SXSW Day IV: The Last Chance Saloon.
Saturday is the last full day of SXSW and on busy streets like Red River you begin to pass the walking wounded. For four days straight people have done too much of everything except sleep, and they’re on their last legs. It’s the end of a marathon and you have to admire the bands who have played every day of the festival.
To get a reminder of what else Austin has to offer I stopped by The Broken Spoke, a classic joint where people have been line dancing and eating chicken fried steaks—two things you don’t find in Manhattan—since 1964. It’s a world away from clubs like Mohawk’s and Emo’s, and drinking beer next to photos of Hank Williams and Bob Wills is a reminder of Austin’s impressive musical range. Even in a barbecue joint like Artz, that has nothing to do with SXSW, you can be in the middle of country style pork ribs and discover excellent folk musicians, like Sarah Elizabeth Campbell, playing.
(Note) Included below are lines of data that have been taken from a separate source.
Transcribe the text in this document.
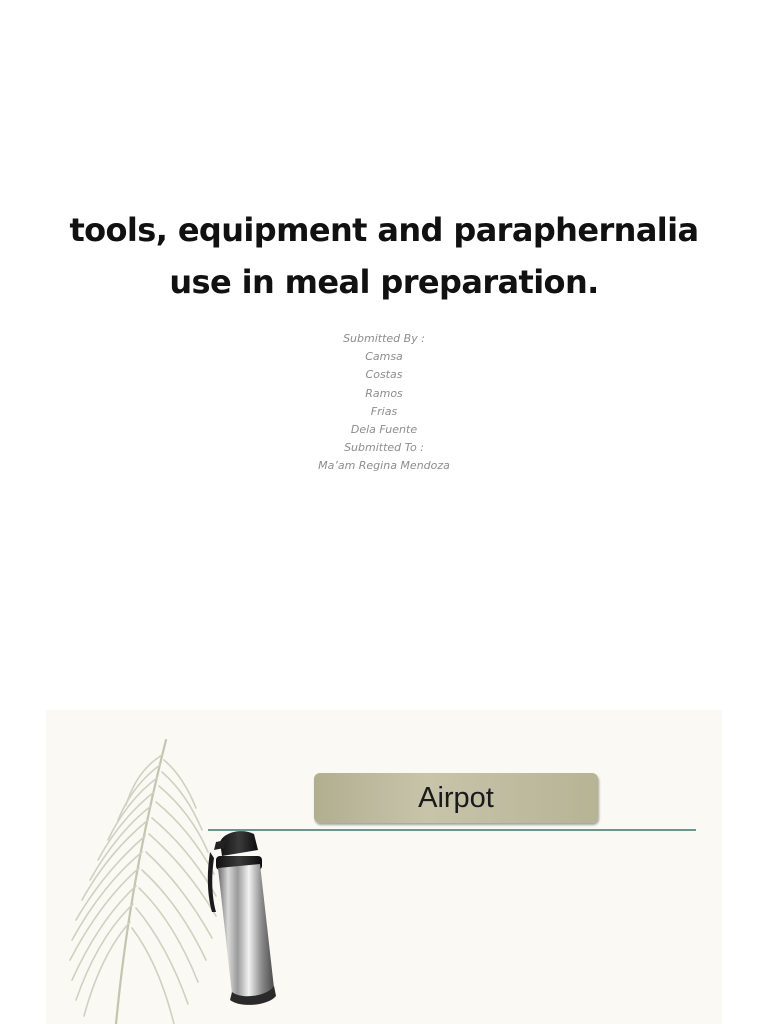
tools, equipment and paraphernalia
use in meal preparation.
Submitted By :
Camsa
Costas
Ramos
Frias
Dela Fuente
Submitted To :
Ma’am Regina Mendoza
Airpot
Back at the festival I stopped at Mohawk’s to see a Angel Deradoorian, a frequent collaborator of perennial Brooklyn favorites Dirty Projectors. Tonight she played a solo set-just her and an electric guitar. Though her project Deradoorian is more electronic and instrumental, here she gave a disarming performance of spare songs where her smoky voice was the star, going from quiet to forceful and back again. She sounded emotionally bruised but assertive, in the tradition of Cat Power.
In the twilight of the festival, it was nice to see a band whose energy level was undiminished. Efterklang, a big boisterous group from Copenhagen, was irrepressible. A six-piece band of youngish Danes, other performers kept coming on and off the stage and it was hard to keep track of what was what. They played sweeping Nordic rock, in the vein of Sigur Ros. But they incorporated eclectic instrumentation—a fiddle, tambourines—and folk harmonies to make a warm sound. The lead singer played the drums and couldn’t thank the audience enough for coming. Judging from the response, the pleasure was ours.
At SXSW expectations can be dangerous. You hear a critic recommends a band, or somebody’s kid brother likes a band-you even forget where you heard it, but you feel you have to see a certain concert. Then you find yourself watching a howler and wondering why on earth you believed the hype. One band that lived up to the anticipation was Wintersleep, a brooding power rock outfit from Halifax, Nova Scotia. The five-piece band played long songs that slowly built on power guitar sequences. At times they captured the crescendos and intensity of Mogwai, but with more rousing melodies. They’re about to tour Europe to support their third album, Welcome to the Night Sky. Wintersleep have set out on a promising path, and we’ll be there when they play New York.